“She was free in her wildness. She was a wanderess, a drop of free water. She belonged to no man and to no city” ― Roman Payne, The Wanderess
As some of you might already know, I've been staying at Firu's since last week. And, though you might think, "Oh great! You now have a permanent photographer!", it is so far from the truth. He's got finals right now so he's been thinking of ways to get me out of the house so as not to distract him. Having been kicked out, I decided to roam around Düsseldorf by myself - which I'd never done before. The city was less hectic than usual and it was nice hanging out all by myself at my favourite bubble tea place. So yeah, these photos were taken by yours truly, as per usual. This just shows that no matter how unfamiliar the place is, you can always find a secluded enough place for a photoshoot. To be honest, I prefer not to rely on people to take my photos. This has happened in the past before and slowly people get absolutely burdened by my constant request to get my pictures taken. A good way to lose a friend, I'd say - actually, I did say it once. Anyway, tomorrow I will be visiting my friend Iva in Stuttgart. Oh, God! We are so going to have one hell of an adventure! Plus, I'll be out of Firu's hair for a week. Am I the best girlfriend or what? *insert barf here*
Batik Keris "kimono" // Cache Cache shirt // Sis's pants (hand-me-down) // thrifted sandals
So I hear there's this "kimono" trend going on.

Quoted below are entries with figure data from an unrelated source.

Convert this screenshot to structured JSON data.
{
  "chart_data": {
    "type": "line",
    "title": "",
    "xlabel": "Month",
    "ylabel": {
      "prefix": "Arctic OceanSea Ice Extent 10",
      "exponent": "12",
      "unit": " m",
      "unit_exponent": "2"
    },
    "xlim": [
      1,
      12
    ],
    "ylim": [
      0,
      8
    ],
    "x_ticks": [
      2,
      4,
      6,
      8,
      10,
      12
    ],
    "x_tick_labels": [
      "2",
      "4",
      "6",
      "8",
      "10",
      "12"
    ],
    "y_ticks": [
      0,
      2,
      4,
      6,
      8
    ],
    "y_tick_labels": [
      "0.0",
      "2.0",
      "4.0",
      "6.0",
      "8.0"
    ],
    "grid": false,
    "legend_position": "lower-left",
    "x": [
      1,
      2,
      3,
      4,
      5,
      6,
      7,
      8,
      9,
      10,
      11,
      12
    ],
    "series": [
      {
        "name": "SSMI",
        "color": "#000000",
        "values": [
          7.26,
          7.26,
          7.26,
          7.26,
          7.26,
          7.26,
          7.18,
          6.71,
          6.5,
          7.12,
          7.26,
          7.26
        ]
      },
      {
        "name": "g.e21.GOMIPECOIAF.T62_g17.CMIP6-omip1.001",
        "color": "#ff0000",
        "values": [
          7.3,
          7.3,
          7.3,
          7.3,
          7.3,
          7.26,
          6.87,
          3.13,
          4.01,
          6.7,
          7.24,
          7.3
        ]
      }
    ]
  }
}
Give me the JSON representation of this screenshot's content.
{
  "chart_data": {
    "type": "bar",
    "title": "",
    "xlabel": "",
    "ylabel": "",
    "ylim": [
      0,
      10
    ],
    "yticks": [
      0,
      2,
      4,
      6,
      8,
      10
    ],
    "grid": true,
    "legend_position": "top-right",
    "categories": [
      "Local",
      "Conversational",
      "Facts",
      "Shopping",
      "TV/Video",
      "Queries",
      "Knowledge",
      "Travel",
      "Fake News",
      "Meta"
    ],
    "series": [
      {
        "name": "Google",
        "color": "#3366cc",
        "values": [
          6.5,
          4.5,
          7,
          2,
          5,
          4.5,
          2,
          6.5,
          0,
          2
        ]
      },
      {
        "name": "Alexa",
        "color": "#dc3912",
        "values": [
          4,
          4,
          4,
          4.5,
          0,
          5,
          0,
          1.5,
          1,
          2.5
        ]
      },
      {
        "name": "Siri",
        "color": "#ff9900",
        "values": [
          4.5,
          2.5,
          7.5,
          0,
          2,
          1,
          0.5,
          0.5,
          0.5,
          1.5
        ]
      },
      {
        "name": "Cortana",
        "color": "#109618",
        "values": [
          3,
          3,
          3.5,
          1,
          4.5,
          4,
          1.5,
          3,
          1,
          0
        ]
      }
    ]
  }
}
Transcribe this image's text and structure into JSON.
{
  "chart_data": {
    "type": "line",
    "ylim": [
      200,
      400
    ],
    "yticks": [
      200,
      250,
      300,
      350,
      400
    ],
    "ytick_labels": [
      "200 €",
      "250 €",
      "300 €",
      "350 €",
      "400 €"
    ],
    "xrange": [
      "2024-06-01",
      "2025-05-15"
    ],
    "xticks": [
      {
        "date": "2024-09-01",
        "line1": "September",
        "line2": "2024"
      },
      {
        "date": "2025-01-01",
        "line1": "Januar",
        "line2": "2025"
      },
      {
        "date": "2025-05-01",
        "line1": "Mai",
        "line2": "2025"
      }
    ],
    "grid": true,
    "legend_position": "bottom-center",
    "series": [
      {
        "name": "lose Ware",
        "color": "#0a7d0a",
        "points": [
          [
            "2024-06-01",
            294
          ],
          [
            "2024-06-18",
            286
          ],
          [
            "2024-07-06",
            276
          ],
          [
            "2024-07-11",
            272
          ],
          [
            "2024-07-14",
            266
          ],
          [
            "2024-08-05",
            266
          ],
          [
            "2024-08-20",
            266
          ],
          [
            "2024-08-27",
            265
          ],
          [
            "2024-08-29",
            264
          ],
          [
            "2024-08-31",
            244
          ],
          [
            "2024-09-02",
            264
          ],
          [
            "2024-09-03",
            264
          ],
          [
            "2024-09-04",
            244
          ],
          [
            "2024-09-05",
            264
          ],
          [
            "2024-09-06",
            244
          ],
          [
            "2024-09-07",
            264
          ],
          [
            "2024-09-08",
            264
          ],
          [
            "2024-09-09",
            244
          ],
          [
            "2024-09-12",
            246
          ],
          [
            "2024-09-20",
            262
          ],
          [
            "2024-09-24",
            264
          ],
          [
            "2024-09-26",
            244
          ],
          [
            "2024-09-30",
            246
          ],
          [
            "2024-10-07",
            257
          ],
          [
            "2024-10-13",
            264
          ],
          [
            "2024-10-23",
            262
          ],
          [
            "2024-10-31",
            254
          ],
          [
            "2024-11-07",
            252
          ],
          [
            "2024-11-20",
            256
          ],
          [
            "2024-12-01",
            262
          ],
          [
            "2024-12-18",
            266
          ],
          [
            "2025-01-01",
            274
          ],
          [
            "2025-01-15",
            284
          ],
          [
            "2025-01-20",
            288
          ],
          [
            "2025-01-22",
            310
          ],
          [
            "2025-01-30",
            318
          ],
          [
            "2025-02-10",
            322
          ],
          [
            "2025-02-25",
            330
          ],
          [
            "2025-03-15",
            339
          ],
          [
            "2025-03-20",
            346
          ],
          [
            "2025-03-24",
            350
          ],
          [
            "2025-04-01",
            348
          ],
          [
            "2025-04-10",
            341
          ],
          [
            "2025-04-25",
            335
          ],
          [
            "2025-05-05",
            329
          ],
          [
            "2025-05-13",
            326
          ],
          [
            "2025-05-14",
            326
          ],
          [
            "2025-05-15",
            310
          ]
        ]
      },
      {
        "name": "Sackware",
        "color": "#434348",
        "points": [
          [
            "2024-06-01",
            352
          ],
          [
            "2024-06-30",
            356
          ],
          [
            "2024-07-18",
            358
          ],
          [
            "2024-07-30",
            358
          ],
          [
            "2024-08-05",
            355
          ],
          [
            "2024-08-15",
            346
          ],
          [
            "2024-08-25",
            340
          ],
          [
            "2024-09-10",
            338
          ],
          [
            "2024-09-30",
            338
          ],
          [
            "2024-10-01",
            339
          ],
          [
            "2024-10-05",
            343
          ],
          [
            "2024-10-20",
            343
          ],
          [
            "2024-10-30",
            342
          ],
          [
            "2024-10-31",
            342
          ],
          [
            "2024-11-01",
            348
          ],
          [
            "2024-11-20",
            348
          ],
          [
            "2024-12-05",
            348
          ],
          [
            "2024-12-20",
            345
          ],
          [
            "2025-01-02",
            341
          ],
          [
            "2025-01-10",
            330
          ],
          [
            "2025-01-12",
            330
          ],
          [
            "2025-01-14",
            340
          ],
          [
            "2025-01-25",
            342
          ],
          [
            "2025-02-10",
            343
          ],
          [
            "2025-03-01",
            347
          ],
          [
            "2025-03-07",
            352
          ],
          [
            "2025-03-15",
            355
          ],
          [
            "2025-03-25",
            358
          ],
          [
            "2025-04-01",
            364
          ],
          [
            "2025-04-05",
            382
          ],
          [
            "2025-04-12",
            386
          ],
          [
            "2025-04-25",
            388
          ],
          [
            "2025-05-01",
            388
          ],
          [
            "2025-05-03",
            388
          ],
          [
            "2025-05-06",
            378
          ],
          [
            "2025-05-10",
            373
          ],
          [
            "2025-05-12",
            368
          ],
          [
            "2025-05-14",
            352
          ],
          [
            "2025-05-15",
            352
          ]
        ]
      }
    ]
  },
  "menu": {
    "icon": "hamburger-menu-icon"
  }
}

As much as I don't hate the style itself - in fact, I find the item rather adorable -, I really hate it when the English speaking world butcher the meaning of a word from other cultures. I'm not Japanese myself but I will bet you everything that my Japanese friends wouldn't accept this trendy new "kimono" as kimono. Kimono is far more intricate than that. That being said, I kind of want to style this "kimono" but I don't own one - nor do I want to purchase a new one - so this batik jacket(?) is the closest thing that I have. It probably doesn't qualify as "kimono" as it's got buttons lining the hem. But I did style it in a somewhat Japanese-esque way before. Different from a yukata/kimono/"kimono," the sleeves to this top is only around elbow-length and isn't a full circle. The bottom parts aren't sewn together, allowing a bit of breeze to blow in now and then. It's also not made of silk or more flowy materials so the sleeves can seem to hang midair after you raise your arms. Such a perfect summer layering!